Grey Matter Splatter

Duck to avoid the forthcoming braindump: I have no sense of cohesion today, so things could get squirrely.

  • Doza read yesterday’s comments about my gaming projects. I think that may have been the first time he realized the full extent of my nerdness. Doza may work in IT, but he’s one of those atypical computer workers who manages to maintain a healthy distance from the typical trappings of geek life: SF, role-playing/war/video games, excessive hardware lust, gadget envy, anime attraction, etc. I may have frightened him a little. I’m not sure how one could miss that I’m at least as much of a geek as—say—Ryan, but somehow he seemed to either gloss it over or ignore the warning signs. In any case he suggested that I am a closet geek, which I don’t think is exactly true (ask any of my friends) but I suppose I do avoid going out of my way to broadcast my particular proclivities right off the bat.
  • Of course ironSoap readers ought to have no such delusions. I’ve been geeking out here for almost five years now. Some of you have even suffered through just about all of it. Hey, thanks for that.
  • Regarding yesterday’s post: A follow-up. It seems that Strahd’s attendence at the con is dubious at best so the Blood Bowl tournament is more likely to be a few scattered games, if anything. Also Lister and I decided that there would be no RTT-ing so the focus will be on a small force of 40K (maybe 1,000 points) for some Space Hulk-style business and extra effort put forth into Warmaster.
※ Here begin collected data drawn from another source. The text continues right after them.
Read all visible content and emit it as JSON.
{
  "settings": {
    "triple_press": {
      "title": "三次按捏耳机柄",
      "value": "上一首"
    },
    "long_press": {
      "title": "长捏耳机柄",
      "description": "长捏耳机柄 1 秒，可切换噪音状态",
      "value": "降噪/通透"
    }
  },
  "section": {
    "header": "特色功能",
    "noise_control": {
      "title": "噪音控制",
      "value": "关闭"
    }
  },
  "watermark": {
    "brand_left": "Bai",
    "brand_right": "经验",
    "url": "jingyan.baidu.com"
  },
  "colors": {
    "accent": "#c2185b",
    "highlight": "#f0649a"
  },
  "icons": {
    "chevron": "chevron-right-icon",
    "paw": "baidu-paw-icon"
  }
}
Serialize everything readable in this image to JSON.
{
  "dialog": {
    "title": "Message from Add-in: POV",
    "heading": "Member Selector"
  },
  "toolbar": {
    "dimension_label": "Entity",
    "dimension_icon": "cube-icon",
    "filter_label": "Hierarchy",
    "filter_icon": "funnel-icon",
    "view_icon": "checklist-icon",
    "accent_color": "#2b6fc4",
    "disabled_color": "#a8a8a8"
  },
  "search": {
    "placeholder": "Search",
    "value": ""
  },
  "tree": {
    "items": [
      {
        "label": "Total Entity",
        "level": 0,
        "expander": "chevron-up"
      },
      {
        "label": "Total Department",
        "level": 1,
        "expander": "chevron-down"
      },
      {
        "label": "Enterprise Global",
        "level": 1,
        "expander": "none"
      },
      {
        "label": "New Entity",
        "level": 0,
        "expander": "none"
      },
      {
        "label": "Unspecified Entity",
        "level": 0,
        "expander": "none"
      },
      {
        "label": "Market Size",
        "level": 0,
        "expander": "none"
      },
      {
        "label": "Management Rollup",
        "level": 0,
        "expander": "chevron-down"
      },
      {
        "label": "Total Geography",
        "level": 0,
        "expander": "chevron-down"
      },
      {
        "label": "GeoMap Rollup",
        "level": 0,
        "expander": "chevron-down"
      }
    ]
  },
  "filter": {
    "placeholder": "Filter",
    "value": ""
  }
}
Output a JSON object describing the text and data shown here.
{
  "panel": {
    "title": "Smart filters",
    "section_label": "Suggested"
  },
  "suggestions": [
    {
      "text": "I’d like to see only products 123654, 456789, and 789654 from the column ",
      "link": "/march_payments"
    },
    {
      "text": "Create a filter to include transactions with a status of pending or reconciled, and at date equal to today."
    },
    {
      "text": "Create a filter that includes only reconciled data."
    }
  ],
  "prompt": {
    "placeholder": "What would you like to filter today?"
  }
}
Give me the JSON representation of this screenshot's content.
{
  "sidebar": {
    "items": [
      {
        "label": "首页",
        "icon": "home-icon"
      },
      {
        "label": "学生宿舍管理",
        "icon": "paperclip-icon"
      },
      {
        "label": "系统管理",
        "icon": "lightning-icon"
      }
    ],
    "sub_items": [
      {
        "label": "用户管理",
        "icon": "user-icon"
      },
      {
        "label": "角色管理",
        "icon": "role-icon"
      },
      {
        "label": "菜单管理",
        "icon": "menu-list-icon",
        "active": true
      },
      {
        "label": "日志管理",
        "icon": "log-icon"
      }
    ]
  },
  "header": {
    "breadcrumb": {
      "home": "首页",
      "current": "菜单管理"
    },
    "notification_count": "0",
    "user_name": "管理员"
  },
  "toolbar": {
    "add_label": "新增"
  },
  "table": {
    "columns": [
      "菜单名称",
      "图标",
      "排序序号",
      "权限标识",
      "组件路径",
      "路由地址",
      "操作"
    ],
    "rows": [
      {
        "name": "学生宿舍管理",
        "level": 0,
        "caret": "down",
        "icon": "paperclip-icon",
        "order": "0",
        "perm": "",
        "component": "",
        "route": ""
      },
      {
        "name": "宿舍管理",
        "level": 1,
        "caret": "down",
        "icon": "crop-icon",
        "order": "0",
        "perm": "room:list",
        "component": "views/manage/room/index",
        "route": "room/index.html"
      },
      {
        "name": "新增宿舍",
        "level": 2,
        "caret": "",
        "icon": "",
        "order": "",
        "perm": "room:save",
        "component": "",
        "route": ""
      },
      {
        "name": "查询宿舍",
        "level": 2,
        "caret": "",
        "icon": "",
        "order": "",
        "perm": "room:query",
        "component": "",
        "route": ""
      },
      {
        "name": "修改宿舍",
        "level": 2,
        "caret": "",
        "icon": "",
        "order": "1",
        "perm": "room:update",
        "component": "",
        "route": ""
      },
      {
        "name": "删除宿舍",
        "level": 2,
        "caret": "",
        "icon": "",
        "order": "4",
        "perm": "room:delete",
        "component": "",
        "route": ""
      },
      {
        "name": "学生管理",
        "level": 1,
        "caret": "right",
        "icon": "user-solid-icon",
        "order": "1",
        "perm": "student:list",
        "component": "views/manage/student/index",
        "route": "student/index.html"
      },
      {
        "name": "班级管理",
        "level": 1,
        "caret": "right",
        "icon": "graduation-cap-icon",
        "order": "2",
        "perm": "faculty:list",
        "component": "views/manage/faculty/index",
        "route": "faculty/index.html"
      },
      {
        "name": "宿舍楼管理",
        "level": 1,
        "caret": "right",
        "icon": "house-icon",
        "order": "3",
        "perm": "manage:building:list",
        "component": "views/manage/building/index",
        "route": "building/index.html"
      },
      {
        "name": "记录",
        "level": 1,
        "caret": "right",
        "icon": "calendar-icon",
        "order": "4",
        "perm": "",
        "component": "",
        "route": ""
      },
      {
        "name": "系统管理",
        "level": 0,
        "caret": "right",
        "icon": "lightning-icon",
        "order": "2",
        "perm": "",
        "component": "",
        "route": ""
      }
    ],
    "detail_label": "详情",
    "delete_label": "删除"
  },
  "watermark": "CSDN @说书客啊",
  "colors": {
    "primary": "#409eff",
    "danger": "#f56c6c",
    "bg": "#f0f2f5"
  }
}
You can scoot back from the edge of your seat now.
  • Also on the agenda for DunDraCon is the Shadowrun game, which I think will be a simple one-shot and not part of the larger campaign (mostly so I get a chance to run a 4th edition session without having to maintain any kind of consistency). Interestingly enough I ran across a link today that shows William “Neuromancer” Gibson dissing Shadowrun. I’ll be honest for a minute here and say that while this has nothing to do with his opinion on Shadowrun, I don’t really see where Gibson is some amazingly gifted person. Other than Neuromancer which was pretty good, nothing else of his that I’ve picked up has caught my attention enough to even finish. I saw “No Maps For These Territories” and I though the film was good but Gibson’s perspectives didn’t exactly blow me away. At best I think he was a decently talented writer who had the right idea at the right time (don’t tell me it was some stretch to combine distopian future visions with ubiquitous computing). Anyway, the point is that his whole sense of ownership for the cyberpunk thing feels a lot like someone who’s been told they’re important for so long that they actually start to believe it. I think at this point enough other people have put their two cents into cyberpunk as a genre that he doesn’t get to declare what is or is not worthy any longer. And excuse me, but I personally think that the blend of fantasy (derisively dismissed with a pompous “*elves*” comment) and cyberpunk is quite remarkable and in fact the primary reason to play Shadowrun. Let’s face it, the game mechanics have never been phenomenal. The setting is the game, in my opinion.
  • I’m tired. I have a hojillion things going on and the more I try to put them together and make some sense of them all, the less I feel like I’m in control. It’s frustrating because I really just want to settle into a comfortable winter routine like I usually do, but I’m confounded at every turn by a fresh injection of new chaos. I’m trying not to complain about it, because the things that are happening represent positive forward steps, but it’s like I was telling Nik the other day when we were discussing the future. All I really want is a lot of money and a lot of free time. Too much to ask? Anyone?
  • My iPod freaked out yesterday. People have discussed the oddness bourne from doing a lot of randomized shuffling but I had a playlist of roughly 700 songs which included one album’s worth of Johnny Cash—maybe 16 songs. Out of the first seven songs I listened to, five of them were The Man in Black. I have nothing against some Cash, but that seemed excessive.
  • Scott’s been griping lately about not having the sort of access he used to have to the server on eFaithFarm. On one hand I want to tell him I don’t care because the current method of doing things means less worry for me. On the other hand, I totally sympathize because I miss some stuff about the old server, too. Of course now the old server is so old that it is in danger of requiring hospice care and desperately needs an OS upgrade, a full house cleaning and some additional security measures set up, but I’ve been daydreaming lately about perhaps moving back were I to do something like that.
  • By the by, Ryan offered up this remarkably useful extention for Firefox that does all sorts of nifty developer-y things. Useful for troubleshooting browser issues, too.
  • Traffic this week has been excellent: My average drive time is 30 minutes both ways. It’s almost a little annoying because I know that starting next week it will be miserable, and it is like a cloud hanging over my scarcely-braking automobile as I drive carefree through the hills that separate the Central Valley from the Bay Area.
  • We were going to make stew last night—or at least chop and prep the ingredients so they could be dumped into the crock pot this morning for a tasty treat when we got home. We got all set to do it and then Nik checked the package on the stew meat. It expired Tuesday.